O- But is this change for the better? More desirable? Change can be expensive, but it does not follow that we must pursue change at all cost, or that change, in-itself is desirable. When a movement for change resorts to violence it is not so that further change might follow it, but to end all change.
X-- I never said that we should follow change at all cost. Nor did I say that change is better. Merely that change allows for the better. An object in motion tends to stay in motion unless acted upon by another force. Societies, people, ideas – all these things suffer from inertia from time-to-time. If the foundation is sound, that is all well and good, but occasionally something better is, indeed, a good thing.
— Look at the Economic miracle in post WWII-Germany. The violence of the war had completely destroyed all their aging industrial infrastructure so that hyper-modern replacements could be built.
O- You’re are using the prosperity that came after the war to justify the complete destruction of germany’s economy during the war? You’re right! Let’s us raze Rome to the ground and build Wal-marts where St Peter’s now stands. The Colisseum too is highly unscientific and could be improved with a hyper-modern replacement, like Canseco Field.
Germany did not need a war to update it’s industrial infra-structure, in my opinion, given that they produced the Nazi warmachine that could only be defeated by an impressive line-up of industrial giants.
X-- I’m not justifying anything, merely observing. Observation is moral-neutral. Now, if we want to talk purely about industrial productivity (which is what I was discussing) then building factories using post-WWII technology is indeed more productive than building factories using circa 1870-90 technology. As for the comparison between St. Peter’s and Wal-Mart, I am fairly certain that St. Peter’s generates more income per square meter than any wal-mart. Also, wal-mart style stores tend not to fair well in the European market.
— Other countries lagged behind because, if it ain’t broke don’t fix it. To enact change, sometimes ya gotta break it.
O- I don’t know if violence against infra-structure means the same to Croce as violence to people, as in WW1. It’s like saying that in order to produce William Shakespeare, you must first gas his trech and kill him. People are not like buildings. Buildings, for one, have clear intended uses. Not people.

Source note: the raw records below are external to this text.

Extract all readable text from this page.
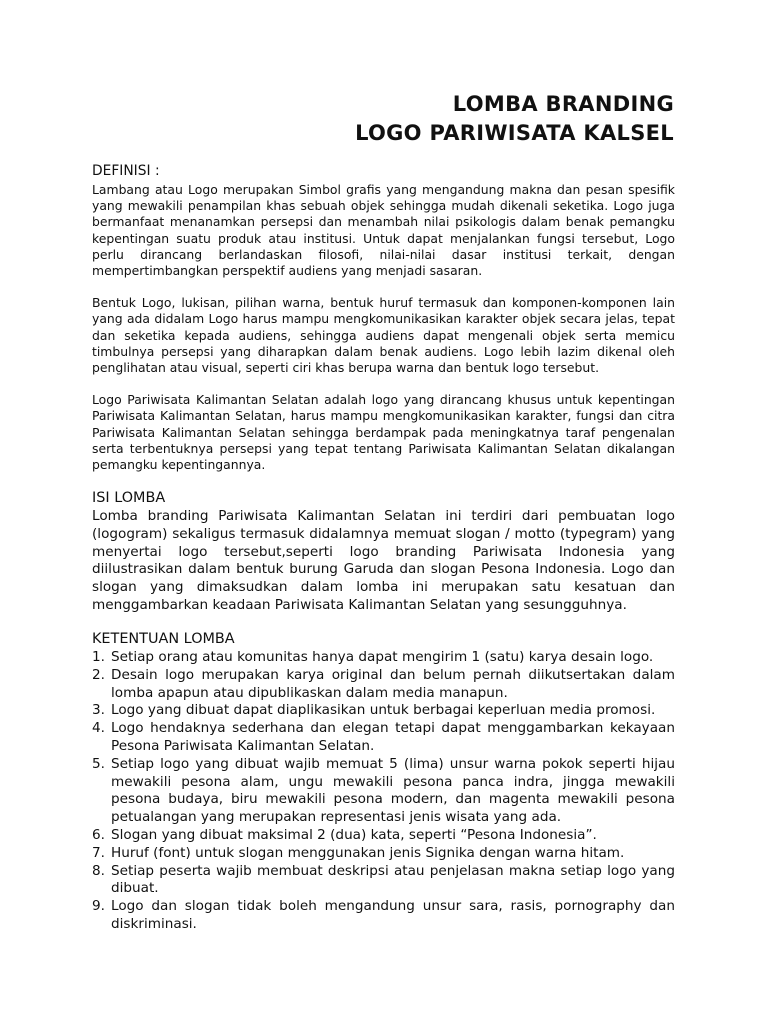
LOMBA BRANDING
LOGO PARIWISATA KALSEL
DEFINISI :

Lambang atau Logo merupakan Simbol grafis yang mengandung makna dan pesan spesifik yang mewakili penampilan khas sebuah objek sehingga mudah dikenali seketika. Logo juga bermanfaat menanamkan persepsi dan menambah nilai psikologis dalam benak pemangku kepentingan suatu produk atau institusi. Untuk dapat menjalankan fungsi tersebut, Logo perlu dirancang berlandaskan filosofi, nilai-nilai dasar institusi terkait, dengan mempertimbangkan perspektif audiens yang menjadi sasaran.

Bentuk Logo, lukisan, pilihan warna, bentuk huruf termasuk dan komponen-komponen lain yang ada didalam Logo harus mampu mengkomunikasikan karakter objek secara jelas, tepat dan seketika kepada audiens, sehingga audiens dapat mengenali objek serta memicu timbulnya persepsi yang diharapkan dalam benak audiens. Logo lebih lazim dikenal oleh penglihatan atau visual, seperti ciri khas berupa warna dan bentuk logo tersebut.

Logo Pariwisata Kalimantan Selatan adalah logo yang dirancang khusus untuk kepentingan Pariwisata Kalimantan Selatan, harus mampu mengkomunikasikan karakter, fungsi dan citra Pariwisata Kalimantan Selatan sehingga berdampak pada meningkatnya taraf pengenalan serta terbentuknya persepsi yang tepat tentang Pariwisata Kalimantan Selatan dikalangan pemangku kepentingannya.

ISI LOMBA

Lomba branding Pariwisata Kalimantan Selatan ini terdiri dari pembuatan logo (logogram) sekaligus termasuk didalamnya memuat slogan / motto (typegram) yang menyertai logo tersebut,seperti logo branding Pariwisata Indonesia yang diilustrasikan dalam bentuk burung Garuda dan slogan Pesona Indonesia. Logo dan slogan yang dimaksudkan dalam lomba ini merupakan satu kesatuan dan menggambarkan keadaan Pariwisata Kalimantan Selatan yang sesungguhnya.

KETENTUAN LOMBA
1. Setiap orang atau komunitas hanya dapat mengirim 1 (satu) karya desain logo.
2. Desain logo merupakan karya original dan belum pernah diikutsertakan dalam lomba apapun atau dipublikaskan dalam media manapun.
3. Logo yang dibuat dapat diaplikasikan untuk berbagai keperluan media promosi.
4. Logo hendaknya sederhana dan elegan tetapi dapat menggambarkan kekayaan Pesona Pariwisata Kalimantan Selatan.
5. Setiap logo yang dibuat wajib memuat 5 (lima) unsur warna pokok seperti hijau mewakili pesona alam, ungu mewakili pesona panca indra, jingga mewakili pesona budaya, biru mewakili pesona modern, dan magenta mewakili pesona petualangan yang merupakan representasi jenis wisata yang ada.
6. Slogan yang dibuat maksimal 2 (dua) kata, seperti “Pesona Indonesia”.
7. Huruf (font) untuk slogan menggunakan jenis Signika dengan warna hitam.
8. Setiap peserta wajib membuat deskripsi atau penjelasan makna setiap logo yang dibuat.
9. Logo dan slogan tidak boleh mengandung unsur sara, rasis, pornography dan diskriminasi.
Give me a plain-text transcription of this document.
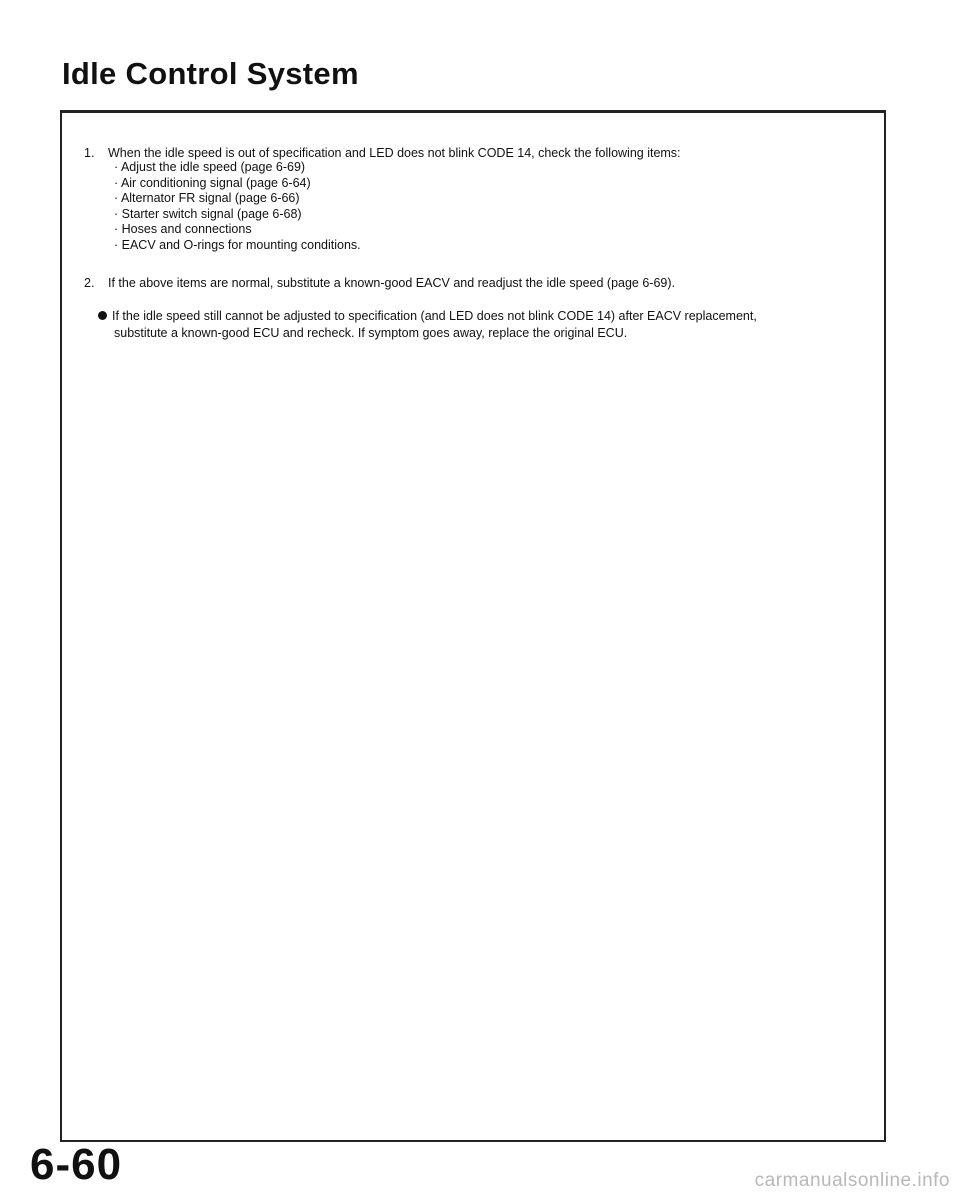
Idle Control System
1. When the idle speed is out of specification and LED does not blink CODE 14, check the following items:
· Adjust the idle speed (page 6-69)
· Air conditioning signal (page 6-64)
· Alternator FR signal (page 6-66)
· Starter switch signal (page 6-68)
· Hoses and connections
· EACV and O-rings for mounting conditions.
2. If the above items are normal, substitute a known-good EACV and readjust the idle speed (page 6-69).
If the idle speed still cannot be adjusted to specification (and LED does not blink CODE 14) after EACV replacement,
substitute a known-good ECU and recheck. If symptom goes away, replace the original ECU.
6-60	carmanualsonline.info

The measurement of humanity is not done in battlefields littered with corpses or in Aushwitz.
X-- How can you seperate the two? The German people needed rebuilding and restructuring post-WWII more than their industry did! Britain’s factory infrastructure lagged behind Germany’s, even as early as the Great War, but as the post-war years showed, Britain’s cultural infrastructure was clearly superior. What else would have shaken the Germans, or the Japanese for that matter, out of their cultural-funk? It takes a certain kind of cultural, as well as economic, rot to allow fascistic depotism to creep in. While I appreciate your eloquent rhetoric, I think your idealism is sorely misplaced.
And I’m incredibly idealistic.
Under your model, how is the issue of inertia dealt with?